Question

I want to create a Perl (or Bash) script to create and plot data on-the-fly. That means I want to extract data from a log-file file.log, ideally don't write a tmp-file (if it's only possible with a tmp-file, this would be fine too) and plot with Gnuplot. As the logfile is growing, I want to see the additional information in the plot.

See this question for similar topic.

For Perl, what I have so far is this script:

#!/usr/bin/perl
use strict;
use warnings;

my $path = "file.log";   
my @grepped;
my $switch = "off";

open(INFILE,"< $path") or die $! \n";
while (my $line = <INFILE>) {

       if ($line =~ m{^Time = (\d+)}){
               push(@grepped,"$1\t");
       };

       if ($line =~ m{^Errors: local = (\d+), global = (\d+)}){
               push(@grepped,"$1\t");
               push(@grepped,"$2\n");
               $switch = "refresh";
       };


if ($switch eq "refresh"){

open(GP, "| gnuplot -persist") or die: $! \n";
print GP << "GNU_EOF";

plot "@grepped" u 2:1
pause 1; refresh; reread;

GNU_EOF

close(GP);
}


}
close(INFILE)};

My first problem is that the on-the-fly functionality for Gnuplot isn't working. When the file.log gets changed, the refreshing of the Gnuplot-graph isn't working. I don't know if the -persist is correct here or if I have to use replot option instead of refresh. I tried it but it's not working for me.

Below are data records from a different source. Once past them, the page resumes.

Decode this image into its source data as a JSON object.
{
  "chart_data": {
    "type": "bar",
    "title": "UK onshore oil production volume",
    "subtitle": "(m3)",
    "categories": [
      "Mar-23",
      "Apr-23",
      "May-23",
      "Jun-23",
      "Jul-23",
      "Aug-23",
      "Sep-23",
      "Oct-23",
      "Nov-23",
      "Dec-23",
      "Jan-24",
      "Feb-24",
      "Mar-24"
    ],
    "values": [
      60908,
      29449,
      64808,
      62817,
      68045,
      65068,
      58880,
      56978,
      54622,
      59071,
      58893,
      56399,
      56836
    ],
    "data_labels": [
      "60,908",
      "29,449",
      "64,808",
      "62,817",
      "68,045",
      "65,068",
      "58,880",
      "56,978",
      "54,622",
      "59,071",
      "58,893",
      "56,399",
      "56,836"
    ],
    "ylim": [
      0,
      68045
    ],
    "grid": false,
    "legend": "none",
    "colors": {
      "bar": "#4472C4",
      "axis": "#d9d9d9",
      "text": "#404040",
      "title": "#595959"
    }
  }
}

Second problem is to read the data into array @grepped and use it in Gnuplot in one script for a changing input file. One additional restriction is that (as you can see from the code) gnuplot only should refresh the plot if a complete new line in @grepped is written. Otherwise errors would occur for sure because of the wrong assignment of data.

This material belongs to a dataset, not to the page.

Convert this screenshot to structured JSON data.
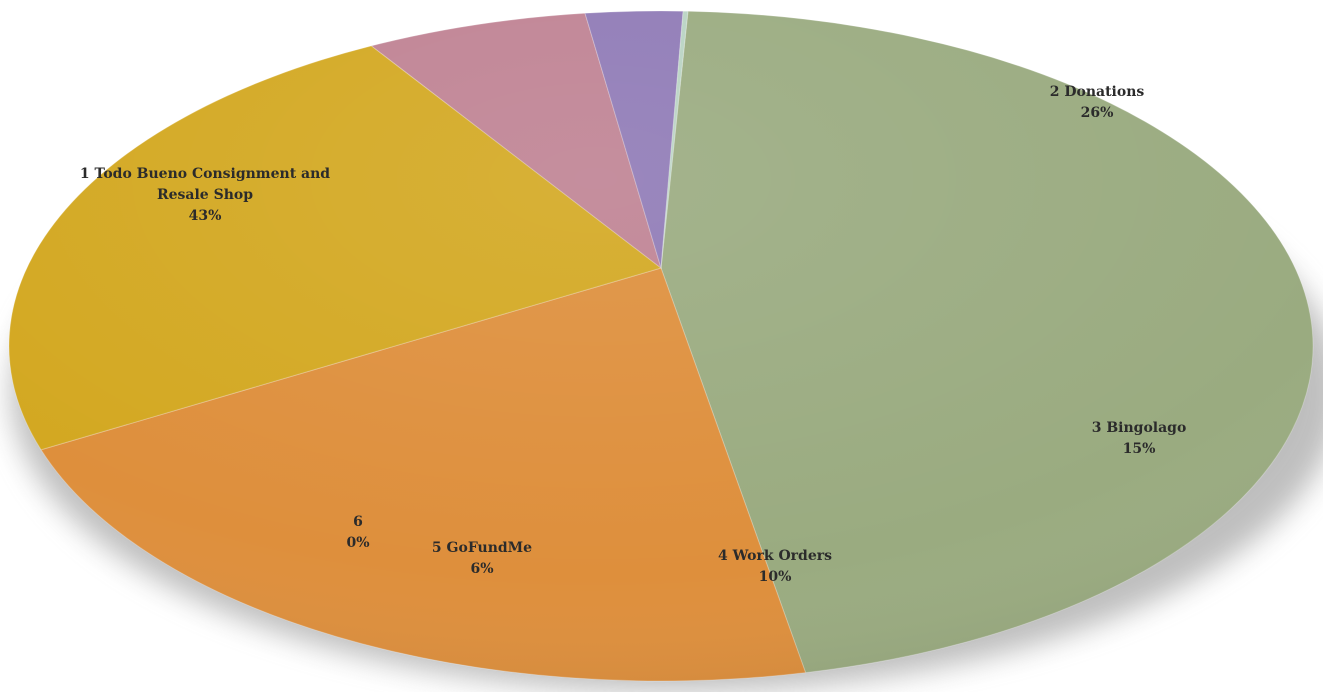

When I try a simple script like:

#!/usr/bin/gnuplot -persist
plot "data.dat" u 2:1
pause 1; replot; reread;

or

#!/usr/bin/gnuplot
plot "data.dat" u 2:1
pause 1; refresh; reread;

the on-the-fly part works if I change data.dat by hand and save it.

Was it helpful?

Solution

Here are two ways for plotting data on-the-fly.

Looping with gnuplot

You must call plot over and over again, the data is preprocessed by an external script. The minimal gnuplot script filter.gp is:

while (1) {
    plot '< ./myscript.pl' using 2:1
    pause 1
}

To stop this, hit Ctrl+C.

The Perl script for the preprocessing may look like the following myscript.pl:

#!/usr/bin/perl
use strict;
use warnings;

my $path = "file.log";   
my @grepped;
my $t = 0;
open(INFILE,"< $path") or die "$! \n";

while (my $line = <INFILE>) {
    if ($line =~ m{^Time = (\d+)}){
        $t = $1;
    };

    if ($line =~ m{^Errors: local = (\d+), global = (\d+)}){
        print "$t\t$1\t$2\n";
    };
};
close(INFILE);

Just run it with gnuplot filter.gp.

To make it more configurable, one can change the script to use a variable which is passed to gnuplot via the command line:

while (1) {
    plot '< ./myscript.pl -f '.path using 2:1
    pause 1
}

or use reread for this:

plot '< ./myscript.pl -f '.path using 2:1
pause 1
reread

Call this script with gnuplot -e "path='file.log';" filtermod.gp.

That works, but would filters the complete file over and over again.

Piping from Perl to gnuplot

Here is a Perl script, which basically works for me, but its my first real Perl script, so there may be some nonideal parts. Feel free to comment on that.

#!/usr/bin/perl
use strict;
use warnings;

my $path = "file.log";   
my @grepped;
my $switch = "off";

open(my $gp, "| gnuplot -persist") or die "$! \n";
$gp->autoflush(0);

use File::Tail;
my $file = File::Tail->new(name=>$path, maxinterval=>1, tail=>-1);

while (defined(my $line= $file->read)) {
    if ($line =~ m{^Time = (\d+)}){
        push(@grepped,"$1\t");
    };

    if ($line =~ m{^Errors: local = (\d+), global = (\d+)}){
        push(@grepped,"$1\t");
        push(@grepped,"$2\n");
        $switch = "refresh";
    };

    if ($switch eq "refresh") {
        print $gp <<"GNU_EOF";
plot '-' using 2:1
@grepped
e
GNU_EOF
        $gp->flush;
        $switch = "off"; 
    };
    Time::HiRes::sleep(0.1);
};

What I found to be important here is

  1. Looping over a changing file.
  2. The arrangement of the autoflush and flush.
  3. The sleep to allow gnuplot to process the data properly.

That worked for a very small test data file. Don't know if it will for a larger one as well, but should help you a bit further.